»Bild« über dem Gesetz?
Mutmaßliche G20-Randalierer wurden mit großen Fotos in dem Boulevardblatt zur Fahndung ausgerufen
Eigentlich sollte man die »Bild«-Zeitung gar nicht thematisieren. Zum einen spült die (stets abperlende) Kritik nur noch mehr Leser in die kommerzielle Verwertung des politischen PR-Konzerns. Zum anderen suggeriert die Skandalisierung eines einzelnen »Bild«-Artikels, dass all die gleichzeitig veröffentlichten Beiträge des Systems Springerverlag nicht skandalös wären. In diesem Text soll es eine Ausnahme geben, da es um einen elementaren Rechtsgrundsatz geht, der von der »Bild« immer und immer wieder attackiert wird: Wer die Persönlichkeitsrechte eines mutmaßlichen Mörders verteidigt, der verteidigt nicht nur die verbürgten Rechte eines Menschen, für den bis zur Verurteilung die Unschuldsvermutung gelten muss. Er verteidigt zudem eine zivilisatorische Errungenschaft.
Die »Bild«-Zeitung bekämpft diese Errungenschaft schon lange leidenschaftlich und stellt sich regelmäßig anmaßend, offensiv und mit messianischem Anspruch über das Persönlichkeitsrecht - indem sie mutmaßliche Straftäter schon nach der Verhaftung und lange vor einem Richterspruch identifizierend abbildet und so vorverurteilt. Dadurch wird nicht nur eine möglicherweise später freigesprochene Person schwer beschädigt. Die Praxis erzeugt auch eine hetzerische Atmosphäre, die Freisprüche unwahrscheinlicher macht. Opfer von Verbrechen müssen von diesen sogenannten Journalisten ebenfalls keine Pietät erwarten.
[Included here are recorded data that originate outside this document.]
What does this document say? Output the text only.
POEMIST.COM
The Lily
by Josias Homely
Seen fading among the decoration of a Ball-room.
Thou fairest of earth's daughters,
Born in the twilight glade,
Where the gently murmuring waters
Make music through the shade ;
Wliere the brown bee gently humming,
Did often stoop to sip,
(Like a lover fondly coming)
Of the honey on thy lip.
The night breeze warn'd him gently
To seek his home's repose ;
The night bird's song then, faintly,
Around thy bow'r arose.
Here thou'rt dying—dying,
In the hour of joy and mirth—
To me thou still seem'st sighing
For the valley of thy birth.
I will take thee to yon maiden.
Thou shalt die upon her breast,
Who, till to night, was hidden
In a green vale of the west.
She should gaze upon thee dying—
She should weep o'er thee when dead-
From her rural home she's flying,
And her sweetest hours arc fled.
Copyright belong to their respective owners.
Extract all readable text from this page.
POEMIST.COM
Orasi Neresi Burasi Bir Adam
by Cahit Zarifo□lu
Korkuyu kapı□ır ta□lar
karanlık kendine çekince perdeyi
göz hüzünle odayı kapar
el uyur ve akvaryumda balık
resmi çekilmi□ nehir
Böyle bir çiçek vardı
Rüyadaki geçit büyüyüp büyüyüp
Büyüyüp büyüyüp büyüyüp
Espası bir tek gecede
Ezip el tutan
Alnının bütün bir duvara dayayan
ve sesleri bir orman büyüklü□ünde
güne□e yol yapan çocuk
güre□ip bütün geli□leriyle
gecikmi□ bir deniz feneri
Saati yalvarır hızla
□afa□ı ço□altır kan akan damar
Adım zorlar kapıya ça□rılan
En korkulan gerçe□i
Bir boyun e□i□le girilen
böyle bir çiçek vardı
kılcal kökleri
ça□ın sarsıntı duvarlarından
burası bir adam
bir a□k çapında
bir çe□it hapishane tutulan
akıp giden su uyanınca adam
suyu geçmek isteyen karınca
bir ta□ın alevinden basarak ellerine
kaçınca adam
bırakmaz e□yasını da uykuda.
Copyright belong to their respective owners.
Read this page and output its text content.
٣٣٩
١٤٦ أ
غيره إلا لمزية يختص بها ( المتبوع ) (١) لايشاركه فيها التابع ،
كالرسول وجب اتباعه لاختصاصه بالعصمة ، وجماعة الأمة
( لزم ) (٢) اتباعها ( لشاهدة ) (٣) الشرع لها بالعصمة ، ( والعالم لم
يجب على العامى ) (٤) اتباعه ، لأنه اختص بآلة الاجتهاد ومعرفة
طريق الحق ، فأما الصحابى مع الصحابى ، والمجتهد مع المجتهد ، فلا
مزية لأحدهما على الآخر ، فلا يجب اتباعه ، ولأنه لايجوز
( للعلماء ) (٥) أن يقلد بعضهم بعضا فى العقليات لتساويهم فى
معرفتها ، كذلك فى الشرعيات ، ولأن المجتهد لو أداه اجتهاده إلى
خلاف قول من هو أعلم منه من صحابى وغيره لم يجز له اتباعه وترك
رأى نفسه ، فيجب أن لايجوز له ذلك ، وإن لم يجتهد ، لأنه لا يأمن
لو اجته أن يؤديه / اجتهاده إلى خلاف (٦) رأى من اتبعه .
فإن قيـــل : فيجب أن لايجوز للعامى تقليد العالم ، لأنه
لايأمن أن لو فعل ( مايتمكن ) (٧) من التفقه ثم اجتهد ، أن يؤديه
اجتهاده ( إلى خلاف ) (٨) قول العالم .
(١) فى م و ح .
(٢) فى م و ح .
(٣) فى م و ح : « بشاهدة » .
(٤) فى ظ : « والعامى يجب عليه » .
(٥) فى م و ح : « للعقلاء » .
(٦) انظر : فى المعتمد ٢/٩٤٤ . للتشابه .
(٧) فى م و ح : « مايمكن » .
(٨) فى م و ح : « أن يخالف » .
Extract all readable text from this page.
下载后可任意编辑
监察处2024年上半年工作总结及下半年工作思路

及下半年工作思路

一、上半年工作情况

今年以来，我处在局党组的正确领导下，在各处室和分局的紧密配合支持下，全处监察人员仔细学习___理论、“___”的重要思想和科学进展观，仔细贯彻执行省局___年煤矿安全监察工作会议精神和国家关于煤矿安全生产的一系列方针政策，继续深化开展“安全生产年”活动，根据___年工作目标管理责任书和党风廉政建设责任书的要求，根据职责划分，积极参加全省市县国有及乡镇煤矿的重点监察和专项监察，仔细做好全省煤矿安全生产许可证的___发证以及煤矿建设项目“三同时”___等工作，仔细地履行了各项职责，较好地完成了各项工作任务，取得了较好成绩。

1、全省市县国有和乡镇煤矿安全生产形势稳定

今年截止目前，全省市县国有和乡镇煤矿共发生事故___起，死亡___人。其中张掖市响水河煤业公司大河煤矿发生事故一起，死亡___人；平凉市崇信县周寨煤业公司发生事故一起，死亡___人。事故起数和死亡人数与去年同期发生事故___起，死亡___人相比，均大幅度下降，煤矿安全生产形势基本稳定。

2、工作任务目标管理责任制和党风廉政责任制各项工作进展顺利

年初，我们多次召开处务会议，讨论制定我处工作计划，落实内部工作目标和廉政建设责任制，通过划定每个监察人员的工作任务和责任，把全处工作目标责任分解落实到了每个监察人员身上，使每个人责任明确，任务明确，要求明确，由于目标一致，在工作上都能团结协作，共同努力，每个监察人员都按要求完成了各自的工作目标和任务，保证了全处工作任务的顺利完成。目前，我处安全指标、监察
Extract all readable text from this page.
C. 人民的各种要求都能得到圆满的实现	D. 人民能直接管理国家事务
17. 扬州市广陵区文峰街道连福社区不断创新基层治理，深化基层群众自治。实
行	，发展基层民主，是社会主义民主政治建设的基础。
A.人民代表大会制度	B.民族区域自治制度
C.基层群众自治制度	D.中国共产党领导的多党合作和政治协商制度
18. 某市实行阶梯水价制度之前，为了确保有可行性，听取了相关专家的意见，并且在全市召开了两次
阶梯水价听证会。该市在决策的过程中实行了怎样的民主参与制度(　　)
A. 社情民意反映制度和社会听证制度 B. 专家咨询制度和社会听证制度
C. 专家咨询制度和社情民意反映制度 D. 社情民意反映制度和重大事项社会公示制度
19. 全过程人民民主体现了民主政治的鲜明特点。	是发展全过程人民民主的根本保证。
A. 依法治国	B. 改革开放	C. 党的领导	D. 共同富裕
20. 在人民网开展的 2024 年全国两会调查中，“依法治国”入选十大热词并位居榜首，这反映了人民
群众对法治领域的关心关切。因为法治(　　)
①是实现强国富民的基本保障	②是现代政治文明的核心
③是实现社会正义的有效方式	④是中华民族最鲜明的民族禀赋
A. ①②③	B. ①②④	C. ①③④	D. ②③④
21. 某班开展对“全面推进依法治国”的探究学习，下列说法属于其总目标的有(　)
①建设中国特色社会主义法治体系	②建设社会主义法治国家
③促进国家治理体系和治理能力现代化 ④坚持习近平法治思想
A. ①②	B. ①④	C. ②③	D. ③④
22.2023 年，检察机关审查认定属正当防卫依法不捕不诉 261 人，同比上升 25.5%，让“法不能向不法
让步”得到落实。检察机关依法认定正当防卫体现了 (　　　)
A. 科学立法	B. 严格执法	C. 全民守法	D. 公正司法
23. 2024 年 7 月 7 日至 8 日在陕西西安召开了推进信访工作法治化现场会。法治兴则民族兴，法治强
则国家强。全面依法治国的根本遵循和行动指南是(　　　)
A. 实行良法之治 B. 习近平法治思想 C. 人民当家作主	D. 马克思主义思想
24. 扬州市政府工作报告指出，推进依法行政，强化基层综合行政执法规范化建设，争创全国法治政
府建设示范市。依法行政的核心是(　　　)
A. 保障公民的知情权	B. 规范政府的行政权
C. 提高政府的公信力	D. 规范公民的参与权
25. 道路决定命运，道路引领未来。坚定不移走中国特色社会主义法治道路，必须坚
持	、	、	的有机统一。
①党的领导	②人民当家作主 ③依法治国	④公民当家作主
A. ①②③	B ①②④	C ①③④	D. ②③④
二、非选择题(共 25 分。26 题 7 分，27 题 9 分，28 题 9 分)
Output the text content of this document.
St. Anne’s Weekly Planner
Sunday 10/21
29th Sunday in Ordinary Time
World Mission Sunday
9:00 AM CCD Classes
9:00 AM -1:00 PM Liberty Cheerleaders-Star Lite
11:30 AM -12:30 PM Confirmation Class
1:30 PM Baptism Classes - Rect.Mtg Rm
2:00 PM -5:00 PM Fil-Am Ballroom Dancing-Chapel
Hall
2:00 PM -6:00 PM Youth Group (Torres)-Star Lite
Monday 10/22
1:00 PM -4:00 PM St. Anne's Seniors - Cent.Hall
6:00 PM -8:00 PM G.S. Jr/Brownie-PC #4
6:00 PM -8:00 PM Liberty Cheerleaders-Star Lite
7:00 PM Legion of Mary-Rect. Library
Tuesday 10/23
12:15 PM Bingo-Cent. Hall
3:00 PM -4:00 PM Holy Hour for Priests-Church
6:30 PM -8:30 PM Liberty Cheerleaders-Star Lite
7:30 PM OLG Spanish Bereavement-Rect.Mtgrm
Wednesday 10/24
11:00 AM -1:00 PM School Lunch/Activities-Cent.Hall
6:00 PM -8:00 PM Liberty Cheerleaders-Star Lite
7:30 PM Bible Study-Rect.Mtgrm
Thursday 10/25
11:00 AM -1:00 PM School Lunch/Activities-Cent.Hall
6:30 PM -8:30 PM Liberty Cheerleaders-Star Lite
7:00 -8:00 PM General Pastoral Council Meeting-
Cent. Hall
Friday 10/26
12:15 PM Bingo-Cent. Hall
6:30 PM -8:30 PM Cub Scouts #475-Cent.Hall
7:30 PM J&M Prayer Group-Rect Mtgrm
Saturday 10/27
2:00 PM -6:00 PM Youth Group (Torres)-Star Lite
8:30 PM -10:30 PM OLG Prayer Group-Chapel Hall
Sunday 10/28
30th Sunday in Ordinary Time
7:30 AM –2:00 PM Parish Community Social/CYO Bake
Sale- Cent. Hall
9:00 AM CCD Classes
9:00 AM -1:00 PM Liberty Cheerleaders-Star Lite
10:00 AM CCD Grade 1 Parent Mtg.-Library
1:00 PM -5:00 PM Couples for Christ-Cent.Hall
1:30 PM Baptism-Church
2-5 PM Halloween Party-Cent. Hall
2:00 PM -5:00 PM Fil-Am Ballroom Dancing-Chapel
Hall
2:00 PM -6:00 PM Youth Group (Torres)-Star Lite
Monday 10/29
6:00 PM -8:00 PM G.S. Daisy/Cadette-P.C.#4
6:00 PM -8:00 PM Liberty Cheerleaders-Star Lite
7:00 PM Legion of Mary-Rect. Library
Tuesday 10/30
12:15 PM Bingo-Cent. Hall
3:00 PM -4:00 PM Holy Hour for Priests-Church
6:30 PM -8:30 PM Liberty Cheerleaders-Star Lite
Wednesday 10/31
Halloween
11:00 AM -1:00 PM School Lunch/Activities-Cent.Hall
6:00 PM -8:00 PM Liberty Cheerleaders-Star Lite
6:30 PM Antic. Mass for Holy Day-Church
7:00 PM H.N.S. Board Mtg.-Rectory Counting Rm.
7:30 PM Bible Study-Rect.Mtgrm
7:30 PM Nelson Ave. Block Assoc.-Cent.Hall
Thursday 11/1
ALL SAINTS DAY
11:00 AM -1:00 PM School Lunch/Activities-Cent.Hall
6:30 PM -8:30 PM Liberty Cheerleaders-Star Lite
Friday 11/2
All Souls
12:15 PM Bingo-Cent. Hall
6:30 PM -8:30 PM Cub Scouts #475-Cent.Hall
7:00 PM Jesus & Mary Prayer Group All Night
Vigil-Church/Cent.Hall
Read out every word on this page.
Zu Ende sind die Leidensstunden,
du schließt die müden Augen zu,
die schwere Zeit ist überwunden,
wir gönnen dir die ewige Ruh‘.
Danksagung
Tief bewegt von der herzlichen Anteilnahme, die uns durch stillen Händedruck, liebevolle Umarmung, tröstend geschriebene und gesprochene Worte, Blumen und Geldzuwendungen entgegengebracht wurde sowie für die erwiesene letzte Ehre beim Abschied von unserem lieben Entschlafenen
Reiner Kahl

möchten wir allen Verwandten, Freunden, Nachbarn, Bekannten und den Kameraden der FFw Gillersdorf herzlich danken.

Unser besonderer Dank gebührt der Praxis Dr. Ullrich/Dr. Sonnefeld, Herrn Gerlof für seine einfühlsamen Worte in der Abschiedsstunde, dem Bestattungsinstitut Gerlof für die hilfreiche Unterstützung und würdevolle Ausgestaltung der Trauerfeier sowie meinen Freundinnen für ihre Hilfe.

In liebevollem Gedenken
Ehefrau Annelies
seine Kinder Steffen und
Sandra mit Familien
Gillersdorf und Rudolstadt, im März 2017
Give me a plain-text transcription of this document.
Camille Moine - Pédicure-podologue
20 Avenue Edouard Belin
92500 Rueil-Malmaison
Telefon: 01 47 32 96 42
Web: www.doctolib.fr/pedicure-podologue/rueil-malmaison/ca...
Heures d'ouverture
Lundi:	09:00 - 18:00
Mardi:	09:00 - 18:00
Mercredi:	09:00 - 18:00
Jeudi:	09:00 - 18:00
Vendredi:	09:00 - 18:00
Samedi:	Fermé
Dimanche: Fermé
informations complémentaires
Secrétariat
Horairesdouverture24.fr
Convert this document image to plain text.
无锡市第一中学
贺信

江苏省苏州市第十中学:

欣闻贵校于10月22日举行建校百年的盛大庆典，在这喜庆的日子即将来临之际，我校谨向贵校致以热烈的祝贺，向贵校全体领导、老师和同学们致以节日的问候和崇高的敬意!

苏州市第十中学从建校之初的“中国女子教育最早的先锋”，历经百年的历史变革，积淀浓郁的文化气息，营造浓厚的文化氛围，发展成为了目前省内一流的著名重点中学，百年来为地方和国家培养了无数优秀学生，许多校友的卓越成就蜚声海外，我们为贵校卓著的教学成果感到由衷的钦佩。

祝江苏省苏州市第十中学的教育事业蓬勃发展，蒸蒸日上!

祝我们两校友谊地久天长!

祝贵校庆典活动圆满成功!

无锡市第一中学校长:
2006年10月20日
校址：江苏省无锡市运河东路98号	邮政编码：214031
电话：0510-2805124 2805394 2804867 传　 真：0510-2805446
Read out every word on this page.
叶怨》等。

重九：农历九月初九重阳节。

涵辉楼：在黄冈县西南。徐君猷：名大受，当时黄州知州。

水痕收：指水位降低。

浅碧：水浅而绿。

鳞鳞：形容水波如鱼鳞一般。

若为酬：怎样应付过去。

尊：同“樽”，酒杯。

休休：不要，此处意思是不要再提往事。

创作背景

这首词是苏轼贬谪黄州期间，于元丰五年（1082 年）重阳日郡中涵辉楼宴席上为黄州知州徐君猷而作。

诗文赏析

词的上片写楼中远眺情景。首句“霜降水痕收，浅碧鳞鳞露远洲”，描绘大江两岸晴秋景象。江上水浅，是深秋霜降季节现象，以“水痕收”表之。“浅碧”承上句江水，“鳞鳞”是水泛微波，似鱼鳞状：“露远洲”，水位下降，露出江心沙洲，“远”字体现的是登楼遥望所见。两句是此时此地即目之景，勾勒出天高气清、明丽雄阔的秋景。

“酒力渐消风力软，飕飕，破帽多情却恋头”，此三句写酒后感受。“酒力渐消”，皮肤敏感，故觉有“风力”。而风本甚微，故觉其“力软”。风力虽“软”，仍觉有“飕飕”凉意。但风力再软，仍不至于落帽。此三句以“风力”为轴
Nun hat die »Bild« es wieder getan: Mutmaßliche G20-Randalierer wurden mit großen Fotos abgebildet, die Leserschaft zur Mit-Fahndung aufgerufen. Ein Angeprangerter hat sich daraufhin der Polizei gestellt, wie das Blatt am Dienstag triumphierend verkündet. Dieser »Sieg« für »Bild« ist eine schwere Niederlage für das Rechtsempfinden, die höhnische Twitterbotschaft von Chefredakteurin Tanit Koch macht es noch unerträglicher: »Merke: keine Steine werfen, keine Titelseite.« Dazu kommt, dass die Erfahrung zeigt, dass die mutmaßliche Rechtsbeugung durch »Bild« einfach nicht befriedigend sanktioniert wird. Da ist es zweitrangig, wie viele Menschen sich nun empört an den Presserat wenden.
Es geht hier übrigens nicht um die Bewertung der Randalierer in Hamburg. Die darf man getrost als politisch-strategische Volltrottel und entweder instrumentalisierte oder verblödete Pseudo-Macho-Provokateure bezeichnen, die das Geschäft des Gegners erledigen. Es geht stattdessen bei der Kritik am Verfolgungseifer eines privaten Medienkonzerns um ein extrem wichtiges, langwierig installiertes Prinzip des Rechts. Und das darf (vor dem Urteil) selbst bei mutmaßlichen Nazis, Vergewaltigern oder Kinderpornografen nicht verletzt werden - nicht ein einziges Mal, sonst verliert es seinen Wert. Man kann nur hoffen, dass »Bild« den Bogen diesmal überspannt hat. Denn einen Fahndungsaufruf darf nur die Polizei aussprechen, wie etwa Klaus Hempel aus der ARD-Rechtsredaktion betont.
Ein weiterer Aspekt gilt dieser Tage über die »Bild« hinaus für große Teile der deutschen Medienlandschaft: Viele Journalisten offenbaren ein geradezu gruselig schizophrenes Verhältnis zur Militanz: Während die Randale in Hamburg zu Recht gegeißelt wird, wurden und werden brennende Barrikaden, maskierte Schläger und besetzte Stadtteile in Venezuela oder beim Kiewer Maidan als »demokratisch« geheiligt und verniedlicht.